Ölpreise steigen mit den Risiken

30.03.26 • 12:10 Uhr • HeizOel24 News • Janin Wordel

Die Ölpreise haben am Freitag spürbar zugelegt und den Handel klar im Plus beendet. Neue militärische Drohungen und zusätzliche Risiken für wichtige Lieferwege bestimmten das Geschehen. Zum Wochenstart steigen auch die Heizölpreise weiter und verteuern sich aktuell um bis zu neun Cent je Liter.

Der Freitag entwickelte früh Zug nach oben. Die Nordseesorte Brent und die amerikanische Ölsorte WTI legten im Tagesverlauf kontinuierlich zu und bauten ihre Gewinne bis zum Handelsschluss weiter aus. Beide Referenzsorten gingen damit deutlich fester ins Wochenende.

Im Zentrum stand die zunehmende Eskalation im Nahen Osten. US-Präsident Donald Trump hatte am Wochenende offen über eine Ausweitung des militärischen Engagements gesprochen und dabei auch Bodentruppen ins Spiel gebracht. Im Fokus möglicher Operationen steht die iranische Insel Charg im Persischen Golf. Über sie läuft ein Großteil der iranischen Ölexporte.

Die Aussagen aus Washington sorgten für Aufmerksamkeit, weil sie ungewöhnlich konkret ausfielen. Parallel dazu wurden zusätzliche US-Truppen in die Region verlegt. Mehrere Tausend Soldaten sind bereits eingetroffen.

Teheran reagierte mit scharfen Drohungen. Militärnahe Vertreter kündigten Angriffe auf wirtschaftlich zentrale Infrastruktur an, sollte es zu einem solchen Schritt kommen. Damit rückte das Risiko direkter Schäden an Förder- und Exportanlagen stärker in den Fokus des Marktes.

Gleichzeitig weitete sich der Konflikt aus. Am Wochenende griffen Huthi-Milizen aus dem Jemen aktiv ein und beschossen Ziele in Israel. Damit verlagerte sich ein Teil der Spannungen auch auf das Rote Meer.

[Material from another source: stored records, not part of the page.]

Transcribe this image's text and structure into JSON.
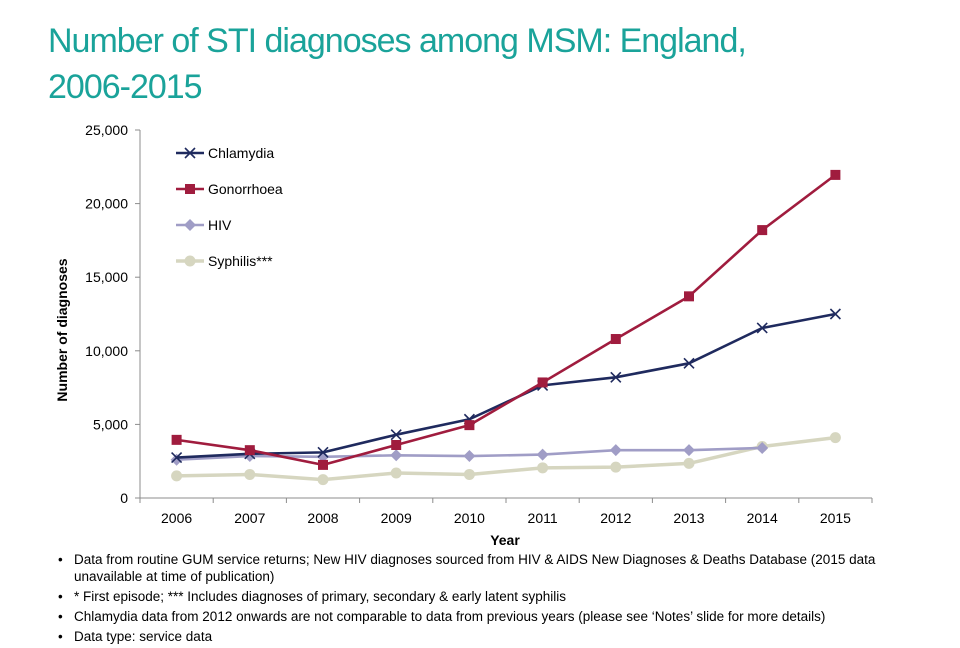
{
  "title_line1": "Number of STI diagnoses among MSM: England,",
  "title_line2": "2006-2015",
  "chart_data": {
    "type": "line",
    "xlabel": "Year",
    "ylabel": "Number of diagnoses",
    "ylim": [
      0,
      25000
    ],
    "yticks": [
      0,
      5000,
      10000,
      15000,
      20000,
      25000
    ],
    "ytick_labels": [
      "0",
      "5,000",
      "10,000",
      "15,000",
      "20,000",
      "25,000"
    ],
    "categories": [
      "2006",
      "2007",
      "2008",
      "2009",
      "2010",
      "2011",
      "2012",
      "2013",
      "2014",
      "2015"
    ],
    "legend_position": "top-left",
    "grid": false,
    "series": [
      {
        "name": "Chlamydia",
        "color": "#1f2a5e",
        "marker": "x",
        "values": [
          2750,
          3000,
          3100,
          4300,
          5350,
          7650,
          8200,
          9150,
          11550,
          12500
        ]
      },
      {
        "name": "Gonorrhoea",
        "color": "#a01c3e",
        "marker": "square",
        "values": [
          3950,
          3250,
          2250,
          3600,
          4950,
          7850,
          10800,
          13700,
          18200,
          21950
        ]
      },
      {
        "name": "HIV",
        "color": "#a09dc6",
        "marker": "diamond",
        "values": [
          2600,
          2850,
          2800,
          2900,
          2850,
          2950,
          3250,
          3250,
          3400,
          null
        ]
      },
      {
        "name": "Syphilis***",
        "color": "#d6d6c0",
        "marker": "circle",
        "values": [
          1500,
          1600,
          1250,
          1700,
          1600,
          2050,
          2100,
          2350,
          3500,
          4100
        ]
      }
    ]
  },
  "notes": [
    "Data from routine GUM service returns; New HIV diagnoses sourced from  HIV & AIDS New Diagnoses & Deaths Database (2015 data unavailable at time of publication)",
    "* First episode; *** Includes diagnoses of primary, secondary & early latent syphilis",
    "Chlamydia data from 2012 onwards are not comparable to data from previous years (please see ‘Notes’ slide for more details)",
    "Data type: service data"
  ]
}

Neben der Straße von Hormus ist nun auch die Meerenge Bab el-Mandeb, eine zweite zentrale Route für den Öltransport, betroffen.

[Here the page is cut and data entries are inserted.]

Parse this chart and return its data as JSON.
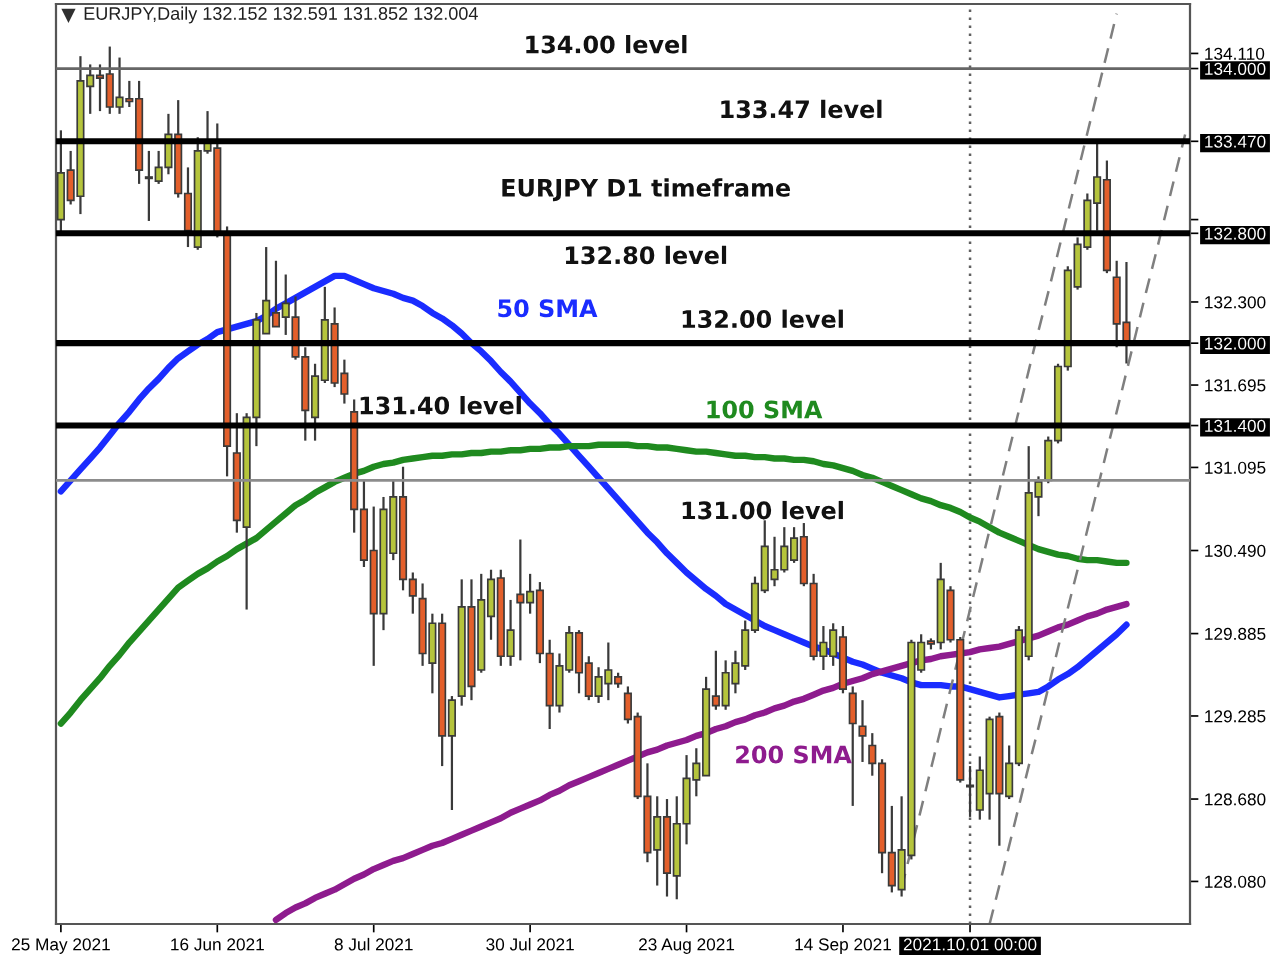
{
  "chart_data": {
    "type": "candlestick",
    "title": "EURJPY,Daily 132.152 132.591 131.852 132.004",
    "subtitle": "EURJPY D1 timeframe",
    "categories": [
      "25 May 2021",
      null,
      null,
      null,
      null,
      null,
      null,
      null,
      null,
      null,
      null,
      null,
      null,
      null,
      null,
      null,
      "16 Jun 2021",
      null,
      null,
      null,
      null,
      null,
      null,
      null,
      null,
      null,
      null,
      null,
      null,
      null,
      null,
      null,
      "8 Jul 2021",
      null,
      null,
      null,
      null,
      null,
      null,
      null,
      null,
      null,
      null,
      null,
      null,
      null,
      null,
      null,
      "30 Jul 2021",
      null,
      null,
      null,
      null,
      null,
      null,
      null,
      null,
      null,
      null,
      null,
      null,
      null,
      null,
      null,
      "23 Aug 2021",
      null,
      null,
      null,
      null,
      null,
      null,
      null,
      null,
      null,
      null,
      null,
      null,
      null,
      null,
      null,
      "14 Sep 2021",
      null,
      null,
      null,
      null,
      null,
      null,
      null,
      null,
      null,
      null,
      null,
      null,
      "2021.10.01 00:00",
      null,
      null,
      null,
      null,
      null,
      null,
      null,
      null,
      null,
      null,
      null,
      null,
      null,
      null,
      null,
      null,
      null,
      null,
      null,
      null,
      null,
      null
    ],
    "ohlc": [
      [
        132.9,
        133.55,
        132.8,
        133.24
      ],
      [
        133.26,
        133.4,
        133.01,
        133.04
      ],
      [
        133.07,
        134.09,
        132.94,
        133.91
      ],
      [
        133.87,
        134.03,
        133.67,
        133.95
      ],
      [
        133.95,
        134.03,
        133.69,
        133.93
      ],
      [
        133.96,
        134.16,
        133.67,
        133.72
      ],
      [
        133.72,
        134.08,
        133.67,
        133.79
      ],
      [
        133.78,
        133.91,
        133.72,
        133.76
      ],
      [
        133.78,
        133.91,
        133.16,
        133.26
      ],
      [
        133.21,
        133.4,
        132.89,
        133.2
      ],
      [
        133.18,
        133.4,
        133.16,
        133.28
      ],
      [
        133.28,
        133.67,
        133.23,
        133.52
      ],
      [
        133.52,
        133.77,
        133.06,
        133.09
      ],
      [
        133.09,
        133.28,
        132.7,
        132.82
      ],
      [
        132.7,
        133.5,
        132.68,
        133.4
      ],
      [
        133.4,
        133.69,
        133.38,
        133.48
      ],
      [
        133.42,
        133.6,
        132.77,
        132.8
      ],
      [
        132.8,
        132.85,
        131.03,
        131.25
      ],
      [
        131.2,
        131.49,
        130.62,
        130.71
      ],
      [
        130.66,
        131.49,
        130.06,
        131.46
      ],
      [
        131.46,
        132.22,
        131.25,
        132.17
      ],
      [
        132.07,
        132.7,
        132.07,
        132.31
      ],
      [
        132.22,
        132.6,
        132.12,
        132.12
      ],
      [
        132.19,
        132.5,
        132.06,
        132.29
      ],
      [
        132.19,
        132.34,
        131.88,
        131.9
      ],
      [
        131.9,
        131.97,
        131.29,
        131.51
      ],
      [
        131.46,
        131.85,
        131.29,
        131.76
      ],
      [
        131.73,
        132.41,
        131.71,
        132.17
      ],
      [
        132.14,
        132.26,
        131.68,
        131.71
      ],
      [
        131.78,
        131.88,
        131.56,
        131.63
      ],
      [
        131.5,
        131.59,
        130.62,
        130.79
      ],
      [
        130.79,
        131.0,
        130.37,
        130.42
      ],
      [
        130.49,
        130.81,
        129.65,
        130.03
      ],
      [
        130.03,
        130.88,
        129.91,
        130.79
      ],
      [
        130.47,
        131.0,
        130.42,
        130.88
      ],
      [
        130.88,
        131.1,
        130.2,
        130.28
      ],
      [
        130.28,
        130.33,
        130.03,
        130.16
      ],
      [
        130.14,
        130.25,
        129.65,
        129.74
      ],
      [
        129.67,
        130.03,
        129.45,
        129.96
      ],
      [
        129.96,
        130.03,
        128.92,
        129.14
      ],
      [
        129.14,
        129.43,
        128.6,
        129.4
      ],
      [
        129.43,
        130.28,
        129.36,
        130.08
      ],
      [
        130.08,
        130.28,
        129.4,
        129.5
      ],
      [
        129.62,
        130.32,
        129.6,
        130.13
      ],
      [
        130.01,
        130.35,
        129.84,
        130.28
      ],
      [
        130.29,
        130.35,
        129.65,
        129.72
      ],
      [
        129.72,
        130.13,
        129.65,
        129.91
      ],
      [
        130.17,
        130.57,
        129.69,
        130.11
      ],
      [
        130.11,
        130.32,
        130.03,
        130.19
      ],
      [
        130.2,
        130.26,
        129.67,
        129.74
      ],
      [
        129.74,
        129.84,
        129.19,
        129.36
      ],
      [
        129.36,
        129.74,
        129.31,
        129.65
      ],
      [
        129.62,
        129.94,
        129.6,
        129.89
      ],
      [
        129.89,
        129.91,
        129.45,
        129.6
      ],
      [
        129.67,
        129.72,
        129.4,
        129.43
      ],
      [
        129.43,
        129.64,
        129.38,
        129.57
      ],
      [
        129.52,
        129.82,
        129.4,
        129.62
      ],
      [
        129.57,
        129.6,
        129.49,
        129.52
      ],
      [
        129.45,
        129.5,
        129.23,
        129.26
      ],
      [
        129.28,
        129.31,
        128.68,
        128.7
      ],
      [
        128.7,
        128.94,
        128.22,
        128.29
      ],
      [
        128.31,
        128.7,
        128.05,
        128.55
      ],
      [
        128.55,
        128.68,
        127.97,
        128.14
      ],
      [
        128.12,
        128.7,
        127.95,
        128.5
      ],
      [
        128.5,
        129.0,
        128.35,
        128.83
      ],
      [
        128.82,
        129.05,
        128.7,
        128.94
      ],
      [
        128.85,
        129.57,
        128.85,
        129.48
      ],
      [
        129.43,
        129.76,
        129.33,
        129.36
      ],
      [
        129.36,
        129.69,
        129.33,
        129.6
      ],
      [
        129.52,
        129.76,
        129.45,
        129.67
      ],
      [
        129.65,
        129.98,
        129.62,
        129.91
      ],
      [
        129.91,
        130.3,
        129.89,
        130.25
      ],
      [
        130.2,
        130.71,
        130.18,
        130.52
      ],
      [
        130.28,
        130.59,
        130.23,
        130.35
      ],
      [
        130.35,
        130.66,
        130.33,
        130.52
      ],
      [
        130.42,
        130.66,
        130.4,
        130.58
      ],
      [
        130.59,
        130.69,
        130.23,
        130.25
      ],
      [
        130.25,
        130.32,
        129.69,
        129.72
      ],
      [
        129.72,
        129.94,
        129.62,
        129.82
      ],
      [
        129.72,
        129.96,
        129.65,
        129.91
      ],
      [
        129.86,
        129.94,
        129.45,
        129.48
      ],
      [
        129.45,
        129.5,
        128.63,
        129.23
      ],
      [
        129.21,
        129.4,
        128.95,
        129.14
      ],
      [
        129.07,
        129.16,
        128.85,
        128.94
      ],
      [
        128.94,
        128.97,
        128.14,
        128.29
      ],
      [
        128.29,
        128.63,
        128.0,
        128.05
      ],
      [
        128.02,
        128.7,
        127.97,
        128.31
      ],
      [
        128.27,
        129.84,
        128.24,
        129.82
      ],
      [
        129.62,
        129.88,
        129.6,
        129.82
      ],
      [
        129.83,
        129.85,
        129.77,
        129.81
      ],
      [
        129.82,
        130.4,
        129.77,
        130.28
      ],
      [
        130.2,
        130.23,
        129.82,
        129.84
      ],
      [
        129.84,
        129.86,
        128.8,
        128.82
      ],
      [
        128.78,
        128.92,
        128.55,
        128.77
      ],
      [
        128.6,
        128.99,
        128.53,
        128.89
      ],
      [
        128.72,
        129.28,
        128.53,
        129.26
      ],
      [
        129.28,
        129.31,
        128.34,
        128.72
      ],
      [
        128.7,
        129.07,
        128.68,
        128.94
      ],
      [
        128.94,
        129.94,
        128.92,
        129.91
      ],
      [
        129.72,
        131.25,
        129.69,
        130.91
      ],
      [
        130.88,
        131.03,
        130.74,
        130.99
      ],
      [
        131.0,
        131.32,
        130.98,
        131.29
      ],
      [
        131.29,
        131.85,
        131.27,
        131.83
      ],
      [
        131.83,
        132.56,
        131.8,
        132.53
      ],
      [
        132.41,
        132.77,
        132.39,
        132.72
      ],
      [
        132.7,
        133.09,
        132.68,
        133.04
      ],
      [
        133.02,
        133.47,
        132.82,
        133.21
      ],
      [
        133.19,
        133.33,
        132.51,
        132.53
      ],
      [
        132.48,
        132.6,
        131.97,
        132.14
      ],
      [
        132.152,
        132.591,
        131.852,
        132.004
      ],
      null,
      null,
      null,
      null,
      null,
      null
    ],
    "colors": [
      "#b5c43c",
      "#e35f2b",
      "#b5c43c",
      "#b5c43c",
      "#e35f2b",
      "#e35f2b",
      "#b5c43c",
      "#e35f2b",
      "#e35f2b",
      "#e35f2b",
      "#b5c43c",
      "#b5c43c",
      "#e35f2b",
      "#e35f2b",
      "#b5c43c",
      "#b5c43c",
      "#e35f2b",
      "#e35f2b",
      "#e35f2b",
      "#b5c43c",
      "#b5c43c",
      "#b5c43c",
      "#e35f2b",
      "#b5c43c",
      "#e35f2b",
      "#e35f2b",
      "#b5c43c",
      "#b5c43c",
      "#e35f2b",
      "#e35f2b",
      "#e35f2b",
      "#e35f2b",
      "#e35f2b",
      "#b5c43c",
      "#b5c43c",
      "#e35f2b",
      "#e35f2b",
      "#e35f2b",
      "#b5c43c",
      "#e35f2b",
      "#b5c43c",
      "#b5c43c",
      "#e35f2b",
      "#b5c43c",
      "#b5c43c",
      "#e35f2b",
      "#b5c43c",
      "#e35f2b",
      "#b5c43c",
      "#e35f2b",
      "#e35f2b",
      "#b5c43c",
      "#b5c43c",
      "#e35f2b",
      "#e35f2b",
      "#b5c43c",
      "#b5c43c",
      "#e35f2b",
      "#e35f2b",
      "#e35f2b",
      "#e35f2b",
      "#b5c43c",
      "#e35f2b",
      "#b5c43c",
      "#b5c43c",
      "#b5c43c",
      "#b5c43c",
      "#e35f2b",
      "#b5c43c",
      "#b5c43c",
      "#b5c43c",
      "#b5c43c",
      "#b5c43c",
      "#b5c43c",
      "#b5c43c",
      "#b5c43c",
      "#e35f2b",
      "#e35f2b",
      "#b5c43c",
      "#b5c43c",
      "#e35f2b",
      "#e35f2b",
      "#e35f2b",
      "#e35f2b",
      "#e35f2b",
      "#e35f2b",
      "#b5c43c",
      "#b5c43c",
      "#b5c43c",
      "#e35f2b",
      "#b5c43c",
      "#e35f2b",
      "#e35f2b",
      "#e35f2b",
      "#b5c43c",
      "#b5c43c",
      "#e35f2b",
      "#b5c43c",
      "#b5c43c",
      "#b5c43c",
      "#b5c43c",
      "#b5c43c",
      "#b5c43c",
      "#b5c43c",
      "#b5c43c",
      "#b5c43c",
      "#b5c43c",
      "#e35f2b",
      "#e35f2b",
      "#e35f2b",
      null,
      null,
      null,
      null,
      null,
      null
    ],
    "series": [
      {
        "type": "line",
        "name": "50 SMA",
        "color": "#1a2cff",
        "values": [
          130.92,
          131.0,
          131.08,
          131.16,
          131.24,
          131.33,
          131.42,
          131.5,
          131.59,
          131.67,
          131.74,
          131.82,
          131.89,
          131.94,
          131.99,
          132.03,
          132.08,
          132.1,
          132.12,
          132.14,
          132.16,
          132.2,
          132.25,
          132.29,
          132.33,
          132.37,
          132.41,
          132.45,
          132.49,
          132.49,
          132.46,
          132.43,
          132.4,
          132.38,
          132.36,
          132.33,
          132.31,
          132.27,
          132.22,
          132.18,
          132.13,
          132.07,
          132.0,
          131.94,
          131.87,
          131.79,
          131.72,
          131.64,
          131.56,
          131.49,
          131.41,
          131.34,
          131.26,
          131.18,
          131.1,
          131.02,
          130.94,
          130.86,
          130.78,
          130.7,
          130.62,
          130.55,
          130.47,
          130.4,
          130.33,
          130.27,
          130.21,
          130.16,
          130.1,
          130.06,
          130.02,
          129.98,
          129.94,
          129.91,
          129.88,
          129.85,
          129.82,
          129.79,
          129.77,
          129.74,
          129.71,
          129.68,
          129.66,
          129.63,
          129.6,
          129.58,
          129.56,
          129.53,
          129.51,
          129.51,
          129.51,
          129.5,
          129.5,
          129.48,
          129.46,
          129.44,
          129.42,
          129.43,
          129.44,
          129.45,
          129.46,
          129.5,
          129.55,
          129.59,
          129.64,
          129.7,
          129.76,
          129.82,
          129.88,
          129.95,
          null,
          null,
          null,
          null,
          null,
          null
        ]
      },
      {
        "type": "line",
        "name": "100 SMA",
        "color": "#1f8a1f",
        "values": [
          129.23,
          129.31,
          129.4,
          129.48,
          129.56,
          129.65,
          129.73,
          129.82,
          129.9,
          129.98,
          130.06,
          130.14,
          130.22,
          130.27,
          130.32,
          130.36,
          130.41,
          130.45,
          130.5,
          130.54,
          130.58,
          130.64,
          130.7,
          130.76,
          130.82,
          130.86,
          130.91,
          130.95,
          130.99,
          131.02,
          131.05,
          131.07,
          131.1,
          131.12,
          131.13,
          131.15,
          131.16,
          131.17,
          131.18,
          131.18,
          131.19,
          131.19,
          131.2,
          131.2,
          131.21,
          131.21,
          131.22,
          131.22,
          131.23,
          131.23,
          131.24,
          131.24,
          131.25,
          131.25,
          131.25,
          131.26,
          131.26,
          131.26,
          131.26,
          131.25,
          131.25,
          131.24,
          131.24,
          131.23,
          131.22,
          131.21,
          131.21,
          131.2,
          131.19,
          131.18,
          131.18,
          131.17,
          131.17,
          131.16,
          131.16,
          131.15,
          131.15,
          131.14,
          131.12,
          131.11,
          131.09,
          131.07,
          131.04,
          131.02,
          130.99,
          130.96,
          130.93,
          130.9,
          130.87,
          130.85,
          130.82,
          130.8,
          130.77,
          130.73,
          130.7,
          130.66,
          130.62,
          130.59,
          130.56,
          130.53,
          130.5,
          130.48,
          130.46,
          130.45,
          130.43,
          130.42,
          130.42,
          130.41,
          130.4,
          130.4,
          null,
          null,
          null,
          null,
          null,
          null
        ]
      },
      {
        "type": "line",
        "name": "200 SMA",
        "color": "#8e1b8e",
        "values": [
          null,
          null,
          null,
          null,
          null,
          null,
          null,
          null,
          null,
          null,
          null,
          null,
          null,
          null,
          null,
          null,
          null,
          null,
          null,
          null,
          null,
          null,
          127.8,
          127.85,
          127.89,
          127.92,
          127.96,
          127.99,
          128.02,
          128.06,
          128.1,
          128.13,
          128.17,
          128.2,
          128.23,
          128.25,
          128.28,
          128.31,
          128.34,
          128.36,
          128.39,
          128.42,
          128.45,
          128.48,
          128.51,
          128.54,
          128.58,
          128.61,
          128.64,
          128.67,
          128.71,
          128.74,
          128.78,
          128.81,
          128.84,
          128.87,
          128.9,
          128.93,
          128.96,
          128.99,
          129.02,
          129.04,
          129.07,
          129.09,
          129.11,
          129.14,
          129.16,
          129.19,
          129.21,
          129.24,
          129.26,
          129.29,
          129.31,
          129.34,
          129.36,
          129.39,
          129.41,
          129.44,
          129.47,
          129.49,
          129.52,
          129.54,
          129.56,
          129.59,
          129.61,
          129.63,
          129.65,
          129.67,
          129.69,
          129.7,
          129.72,
          129.73,
          129.74,
          129.75,
          129.77,
          129.78,
          129.79,
          129.81,
          129.83,
          129.85,
          129.87,
          129.9,
          129.93,
          129.95,
          129.98,
          130.01,
          130.03,
          130.06,
          130.08,
          130.1,
          null,
          null,
          null,
          null,
          null,
          null
        ]
      },
      {
        "type": "line",
        "color": "#7f7f7f",
        "line_style": "dashed",
        "values": [
          null,
          null,
          null,
          null,
          null,
          null,
          null,
          null,
          null,
          null,
          null,
          null,
          null,
          null,
          null,
          null,
          null,
          null,
          null,
          null,
          null,
          null,
          null,
          null,
          null,
          null,
          null,
          null,
          null,
          null,
          null,
          null,
          null,
          null,
          null,
          null,
          null,
          null,
          null,
          null,
          null,
          null,
          null,
          null,
          null,
          null,
          null,
          null,
          null,
          null,
          null,
          null,
          null,
          null,
          null,
          null,
          null,
          null,
          null,
          null,
          null,
          null,
          null,
          null,
          null,
          null,
          null,
          null,
          null,
          null,
          null,
          null,
          null,
          null,
          null,
          null,
          null,
          null,
          null,
          null,
          null,
          null,
          null,
          null,
          null,
          null,
          128.03,
          128.32,
          128.61,
          128.9,
          129.19,
          129.48,
          129.77,
          130.06,
          130.35,
          130.64,
          130.93,
          131.22,
          131.51,
          131.8,
          132.09,
          132.37,
          132.66,
          132.95,
          133.24,
          133.53,
          133.82,
          134.11,
          134.4,
          null,
          null,
          null,
          null,
          null,
          null,
          null
        ]
      },
      {
        "type": "line",
        "color": "#7f7f7f",
        "line_style": "dashed",
        "values": [
          null,
          null,
          null,
          null,
          null,
          null,
          null,
          null,
          null,
          null,
          null,
          null,
          null,
          null,
          null,
          null,
          null,
          null,
          null,
          null,
          null,
          null,
          null,
          null,
          null,
          null,
          null,
          null,
          null,
          null,
          null,
          null,
          null,
          null,
          null,
          null,
          null,
          null,
          null,
          null,
          null,
          null,
          null,
          null,
          null,
          null,
          null,
          null,
          null,
          null,
          null,
          null,
          null,
          null,
          null,
          null,
          null,
          null,
          null,
          null,
          null,
          null,
          null,
          null,
          null,
          null,
          null,
          null,
          null,
          null,
          null,
          null,
          null,
          null,
          null,
          null,
          null,
          null,
          null,
          null,
          null,
          null,
          null,
          null,
          null,
          null,
          null,
          null,
          null,
          null,
          null,
          null,
          null,
          null,
          null,
          127.77,
          128.05,
          128.34,
          128.63,
          128.92,
          129.2,
          129.49,
          129.78,
          130.07,
          130.35,
          130.64,
          130.93,
          131.22,
          131.5,
          131.79,
          132.08,
          132.37,
          132.65,
          132.94,
          133.23,
          133.52
        ]
      }
    ],
    "ref_lines": [
      {
        "axis": "y",
        "value": 134.0,
        "label": "134.00 level",
        "color": "#666666"
      },
      {
        "axis": "y",
        "value": 133.47,
        "label": "133.47 level",
        "color": "#000000"
      },
      {
        "axis": "y",
        "value": 132.8,
        "label": "132.80 level",
        "color": "#000000"
      },
      {
        "axis": "y",
        "value": 132.0,
        "label": "132.00 level",
        "color": "#000000"
      },
      {
        "axis": "y",
        "value": 131.4,
        "label": "131.40 level",
        "color": "#000000"
      },
      {
        "axis": "y",
        "value": 131.0,
        "label": "131.00 level",
        "color": "#8c8c8c"
      },
      {
        "axis": "x",
        "value": "2021.10.01 00:00",
        "color": "#606060",
        "line_style": "dotted"
      }
    ],
    "ylim": [
      127.77,
      134.47
    ],
    "yticks": [
      {
        "value": 134.11,
        "label": "134.110"
      },
      {
        "value": 134.0,
        "label": "134.000"
      },
      {
        "value": 133.47,
        "label": "133.470"
      },
      {
        "value": 132.9,
        "label": null
      },
      {
        "value": 132.8,
        "label": "132.800"
      },
      {
        "value": 132.3,
        "label": "132.300"
      },
      {
        "value": 132.0,
        "label": "132.000"
      },
      {
        "value": 131.695,
        "label": "131.695"
      },
      {
        "value": 131.4,
        "label": "131.400"
      },
      {
        "value": 131.095,
        "label": "131.095"
      },
      {
        "value": 130.49,
        "label": "130.490"
      },
      {
        "value": 129.885,
        "label": "129.885"
      },
      {
        "value": 129.285,
        "label": "129.285"
      },
      {
        "value": 128.68,
        "label": "128.680"
      },
      {
        "value": 128.08,
        "label": "128.080"
      }
    ]
  }
}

Auch außerhalb der Region blieb die Angebotslage angespannt. In Russland führten ukrainische Angriffe auf wichtige Exportterminals an der Ostsee zu erheblichen Einschränkungen. Anlagen in Ust-Luga und Primorsk waren teilweise außer Betrieb, wodurch ein spürbarer Teil der Verladekapazitäten wegfiel. Die Angriffe treffen gezielt die russische Energieinfrastruktur, um die Mehreinnahmen der Exporte Russlands durch die gestiegenen Ölpreise zu verhindern.

Damit trafen mehrere Belastungsfaktoren gleichzeitig auf den Markt. Einschränkungen bei Transportwegen, Risiken für Förderanlagen und zusätzliche Ausfälle im Export verstärkten den Preisdruck.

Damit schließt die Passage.